A silicone spatula or wooden spoon.
- 300g paella rice (75g per person)
- 1200ml stock (ideally fish or chicken stock - we use Vegetable Bouillon for store cupboards)
- 1 large or 2 small onions finely chopped
- 1 125ml glass white wine / 1 small glass of sherry (Tio Pepe for instance)
- 1 good pinch of saffron strands
- 2 cloves garlic finely chopped
- 1 tsp smoked paprika
- 4 good tomatoes (deskinned and deseeded) (You can use a tin of chopped tomatoes for speed here)
- 1 large roasted red pepper chopped into strips
- 250g of cooking chorizo cut into discs about 5mm thick
- Olive Oil
- Chopped Parsley
- 2 Lemon (juice of 1 and another quartered for serving)
- 250g mussel meat
- 250g squid rings
- 250g large prawns
* There are no hard and fast rules of what seafood to add, so you can adapt depending on what you have in and what you like to eat. A good blend could also include white fish chunks (hake is particularly nice), large shell-on prawns & mussels in shell.
- Put the pan on the heat and add the chorizo slices. Cook without oil to begin with, so the paprika in the sausage starts to ooze out. Keep moving the chorizo around so it doesn’t burn.
- After about 5 mins add the onions and garlic to the pan and coat them in the paprika oils you can add a little olive oil to help.
- Continue to cook down and soften the onion for another 5-10 mins, if you’re using a fresh red pepper add it now so it has longer to cook.
- Once the onion is soft, add the rice to the pan. Make sure you move the rice around to get it coated in the oil and then fry for 1-2 minutes.
- Add the white wine or sherry to de-glaze the pan and free the rice from sticking. Now add all the hot stock in one go.
- Add the tomatoes, saffron and smoked paprika to the pan and stir in well. Now bring the stock to the boil, then turn the heat down to a low-medium heat and leave the rice and stock mix to simmer. Try not to stir it!
- Cooking should take around 15 minutes.

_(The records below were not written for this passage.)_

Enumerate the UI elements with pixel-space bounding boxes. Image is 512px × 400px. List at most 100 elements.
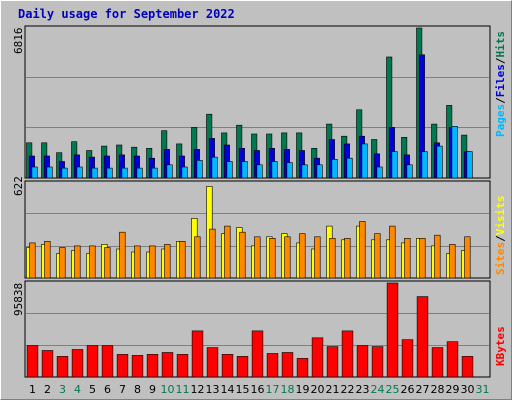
x-tick-label: 25 [386,383,400,396]
pages-bar [136,167,143,179]
x-tick-label: 31 [476,383,490,396]
x-tick-label: 1 [29,383,36,396]
sites-bar [194,236,201,279]
kbytes-bar [221,354,234,378]
sites-bar [29,242,36,279]
pages-bar [406,164,413,179]
sites-bar [299,233,306,279]
kbytes-bar [251,330,264,378]
kbytes-bar [146,354,159,378]
kbytes-bar [131,355,144,378]
kbytes-bar [296,358,309,378]
x-tick-label: 28 [431,383,445,396]
visits-panel-ymax: 622 [12,176,25,196]
pages-bar [61,167,68,179]
x-tick-label: 11 [176,383,190,396]
sites-bar [344,238,351,279]
x-tick-label: 19 [296,383,310,396]
x-tick-label: 4 [74,383,81,396]
x-tick-label: 15 [236,383,250,396]
kbytes-bar [341,330,354,378]
legend-separator: / [494,97,507,104]
x-tick-label: 23 [356,383,370,396]
sites-bar [119,231,126,279]
pages-bar [151,167,158,179]
pages-bar [286,162,293,179]
kbytes-bar [311,337,324,378]
kbytes-bar [431,347,444,378]
kbytes-panel-legend: KBytes [494,326,507,366]
kbytes-bar [281,352,294,378]
kbytes-bar [161,352,174,378]
legend-hits: Hits [494,31,507,58]
x-tick-label: 18 [281,383,295,396]
pages-bar [241,161,248,179]
kbytes-bar [86,345,99,378]
pages-bar [376,166,383,179]
kbytes-bar [401,339,414,378]
kbytes-bar [371,346,384,378]
sites-bar [359,221,366,279]
x-tick-label: 17 [266,383,280,396]
x-tick-label: 16 [251,383,265,396]
pages-bar [271,161,278,179]
x-tick-label: 30 [461,383,475,396]
kbytes-bar [116,354,129,378]
kbytes-bar [26,345,39,378]
sites-bar [449,244,456,279]
x-tick-label: 13 [206,383,220,396]
x-tick-label: 27 [416,383,430,396]
pages-bar [331,159,338,179]
sites-bar [74,245,81,279]
x-tick-label: 29 [446,383,460,396]
kbytes-bar [101,345,114,378]
sites-bar [44,241,51,279]
pages-bar [421,151,428,179]
x-tick-label: 10 [161,383,175,396]
kbytes-bar [236,356,249,378]
pages-bar [391,151,398,179]
x-tick-label: 24 [371,383,385,396]
legend-kbytes: KBytes [494,326,507,366]
x-tick-label: 22 [341,383,355,396]
pages-bar [256,164,263,179]
legend-separator: / [494,57,507,65]
kbytes-bar [206,347,219,378]
sites-bar [374,233,381,279]
x-tick-label: 3 [59,383,66,396]
x-tick-label: 20 [311,383,325,396]
kbytes-bar [461,356,474,378]
kbytes-bar [191,330,204,378]
sites-bar [434,234,441,279]
x-tick-label: 21 [326,383,340,396]
chart-title: Daily usage for September 2022 [18,7,235,21]
kbytes-bar [176,354,189,378]
legend-pages: Pages [494,103,507,137]
pages-bar [451,126,458,179]
sites-bar [104,247,111,279]
pages-bar [316,164,323,179]
kbytes-panel-ymax: 95838 [12,282,25,316]
sites-bar [239,231,246,279]
x-tick-label: 5 [89,383,96,396]
sites-bar [404,238,411,279]
sites-bar [179,241,186,279]
legend-sites: Sites [494,241,507,275]
sites-bar [59,247,66,279]
pages-bar [211,156,218,179]
kbytes-bar [56,356,69,378]
x-tick-label: 8 [134,383,141,396]
visits-panel-legend: Sites/Visits [494,196,507,276]
kbytes-bar [266,353,279,378]
sites-bar [284,236,291,279]
kbytes-bar [416,296,429,378]
sites-bar [419,238,426,279]
x-tick-label: 2 [44,383,51,396]
sites-bar [314,236,321,279]
pages-bar [346,157,353,179]
hits-panel-legend: Pages/Files/Hits [494,31,507,137]
pages-bar [121,167,128,179]
legend-separator: / [494,235,507,242]
hits-panel-ymax: 6816 [12,27,25,55]
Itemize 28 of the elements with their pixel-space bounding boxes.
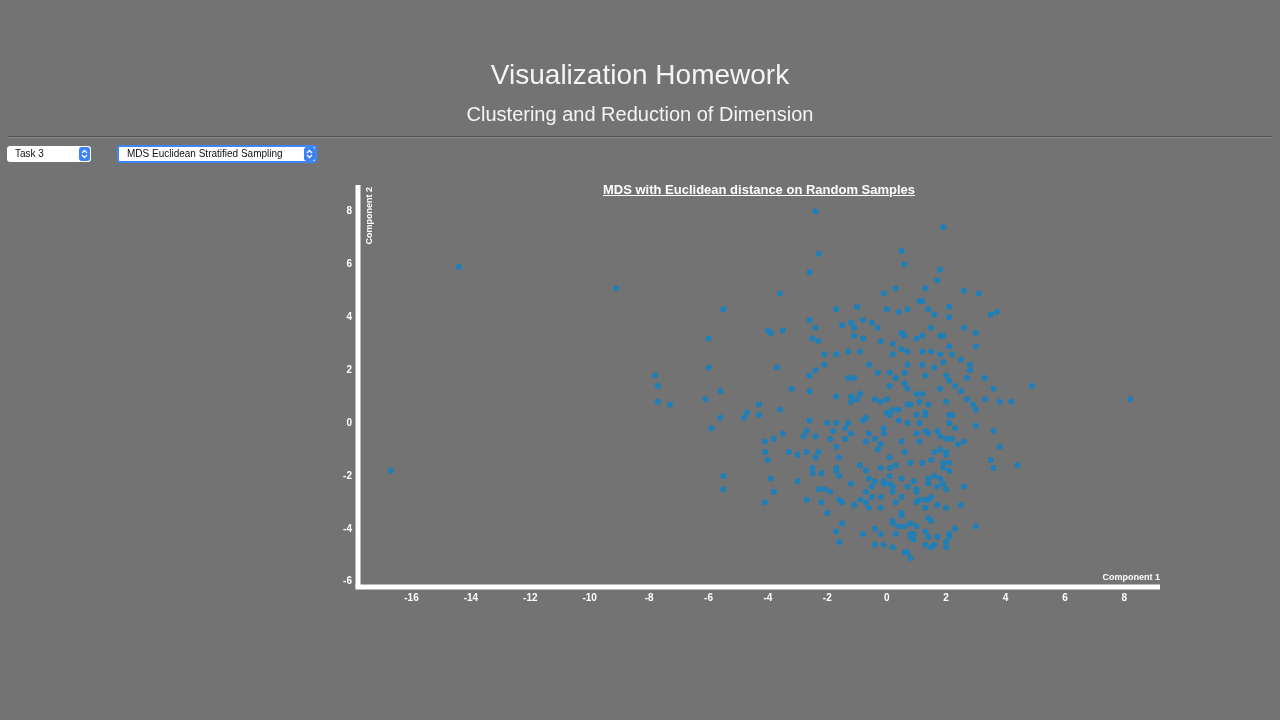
y-tick-label: -4 bbox=[343, 522, 353, 534]
y-tick-label: -2 bbox=[343, 469, 353, 481]
y-tick-label: 0 bbox=[346, 416, 353, 428]
x-axis-title: Component 1 bbox=[1102, 571, 1160, 582]
y-tick-label: 2 bbox=[346, 363, 353, 375]
x-tick-label: 2 bbox=[943, 591, 950, 603]
task-dropdown: Task 3 bbox=[7, 146, 91, 162]
x-tick-label: -12 bbox=[523, 591, 538, 603]
x-tick-label: 8 bbox=[1121, 591, 1128, 603]
x-tick-label: -2 bbox=[822, 591, 833, 603]
x-tick-label: -16 bbox=[404, 591, 420, 603]
x-tick-label: 4 bbox=[1002, 591, 1009, 603]
x-tick-label: -14 bbox=[463, 591, 479, 603]
sampling-dropdown: MDS Euclidean Stratified Sampling bbox=[117, 145, 317, 163]
x-tick-label: -10 bbox=[582, 591, 598, 603]
x-tick-label: -6 bbox=[704, 591, 714, 603]
x-tick-label: 0 bbox=[883, 591, 890, 603]
x-tick-label: 6 bbox=[1062, 591, 1069, 603]
y-tick-label: 6 bbox=[346, 258, 353, 270]
y-axis-title: Component 2 bbox=[364, 187, 375, 245]
x-tick-label: -8 bbox=[644, 591, 654, 603]
x-tick-label: -4 bbox=[763, 591, 773, 603]
chart-title: MDS with Euclidean distance on Random Samples bbox=[602, 182, 916, 197]
text: Clustering and Reduction of Dimension bbox=[465, 102, 815, 127]
y-tick-label: 8 bbox=[346, 205, 353, 217]
y-tick-label: 4 bbox=[346, 310, 353, 322]
text: Visualization Homework bbox=[489, 58, 791, 92]
y-tick-label: -6 bbox=[343, 575, 353, 587]
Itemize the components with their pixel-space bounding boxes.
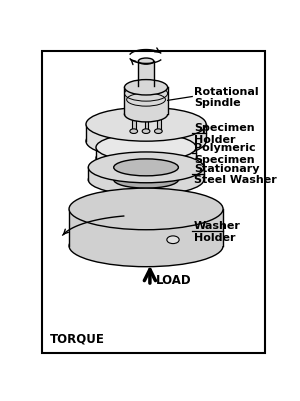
Ellipse shape [114, 160, 178, 176]
Text: Rotational
Spindle: Rotational Spindle [194, 87, 258, 108]
FancyBboxPatch shape [124, 88, 168, 115]
FancyBboxPatch shape [138, 62, 154, 87]
Text: Stationary
Steel Washer: Stationary Steel Washer [194, 163, 277, 185]
Ellipse shape [69, 225, 223, 267]
Ellipse shape [138, 59, 154, 65]
Ellipse shape [119, 127, 130, 132]
Ellipse shape [167, 236, 179, 244]
Ellipse shape [154, 130, 162, 134]
Ellipse shape [142, 130, 150, 134]
Bar [132, 115, 136, 132]
Ellipse shape [96, 134, 196, 162]
Ellipse shape [86, 125, 206, 159]
Text: Specimen
Holder: Specimen Holder [194, 123, 254, 144]
Ellipse shape [142, 146, 150, 150]
Ellipse shape [138, 83, 154, 89]
Ellipse shape [124, 80, 168, 96]
Ellipse shape [114, 172, 178, 189]
Bar [145, 115, 148, 132]
FancyBboxPatch shape [86, 125, 206, 142]
FancyBboxPatch shape [88, 168, 204, 180]
Text: Washer
Holder: Washer Holder [194, 221, 241, 243]
Bar [157, 115, 161, 132]
Ellipse shape [86, 108, 206, 142]
Ellipse shape [162, 127, 173, 132]
FancyBboxPatch shape [96, 148, 196, 159]
Ellipse shape [130, 130, 138, 134]
FancyBboxPatch shape [115, 168, 178, 180]
Text: LOAD: LOAD [156, 273, 192, 287]
Ellipse shape [137, 126, 155, 134]
FancyBboxPatch shape [69, 209, 223, 246]
Ellipse shape [124, 107, 168, 123]
Ellipse shape [88, 152, 204, 183]
Text: Polymeric
Specimen: Polymeric Specimen [194, 143, 255, 164]
Ellipse shape [69, 189, 223, 230]
Ellipse shape [96, 145, 196, 172]
Ellipse shape [88, 165, 204, 196]
Text: TORQUE: TORQUE [50, 332, 105, 345]
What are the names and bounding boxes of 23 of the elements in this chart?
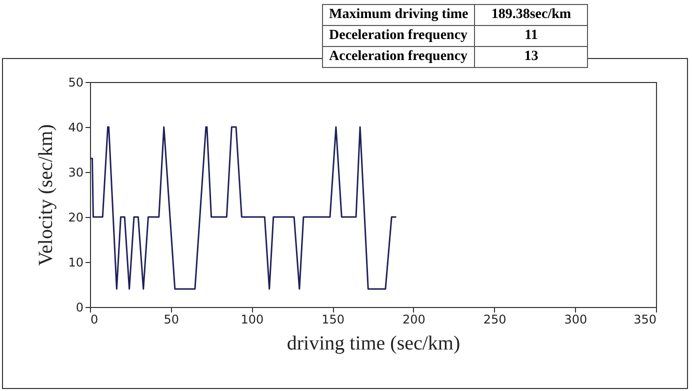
y-tick-label: 40 (68, 120, 84, 134)
x-axis-title: driving time (sec/km) (286, 332, 460, 354)
y-tick-label: 0 (76, 300, 84, 314)
x-tick-label: 150 (322, 312, 345, 326)
text: Deceleration frequency (322, 26, 475, 46)
y-tick-label: 50 (68, 76, 84, 90)
text: Acceleration frequency (322, 46, 475, 68)
x-tick-label: 350 (634, 312, 656, 326)
x-tick-label: 300 (564, 312, 588, 326)
y-tick-label: 20 (68, 210, 84, 224)
y-axis-title: Velocity (sec/km) (35, 124, 58, 266)
text: 13 (474, 46, 588, 68)
text: 11 (474, 26, 588, 46)
text: Maximum driving time (322, 4, 475, 26)
line-series (89, 126, 398, 290)
x-tick-label: 200 (402, 312, 426, 326)
y-tick-label: 30 (68, 166, 84, 180)
text: 189.38sec/km (474, 4, 588, 26)
x-tick-label: 250 (483, 312, 506, 326)
x-tick-label: 50 (164, 312, 179, 326)
y-tick-label: 10 (68, 256, 84, 270)
x-tick-label: 100 (240, 312, 264, 326)
x-tick-label: 0 (90, 312, 98, 326)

If you find the stock is going too fast, you can top it up with a little more. By leaving the mix to cook without stirring the bottom of the pan the rice will stick slightly to the bottom of the pan and roast, this adds to the flavour but you will have to be careful not to burn the whole thing.
- Whilst the rice is cooking is a great time to get your seafood prepped to add in towards the end.
- Depending on what seafood you’re using, the cooking times will vary here. Raw prawns need to be cooked until pink all the way through. shell on mussels must open once cooked or be discarded. The white fish will take between 5-8 minutes depending on the size pieces used.
- In the last 5 minutes of cooking time start to add the seafood you want to use. Once cooked through sprinkle in some chopped parsley and squeeze the juice of a lemon into the pan.
- Cover the whole pan and leave for 5 minutes.
- Using the wooden spoon or spatula stir the paella and break up any roasted rice from the bottom of the pan. Serve into shallow bowls (plates are fine) with a wedge of lemon on top.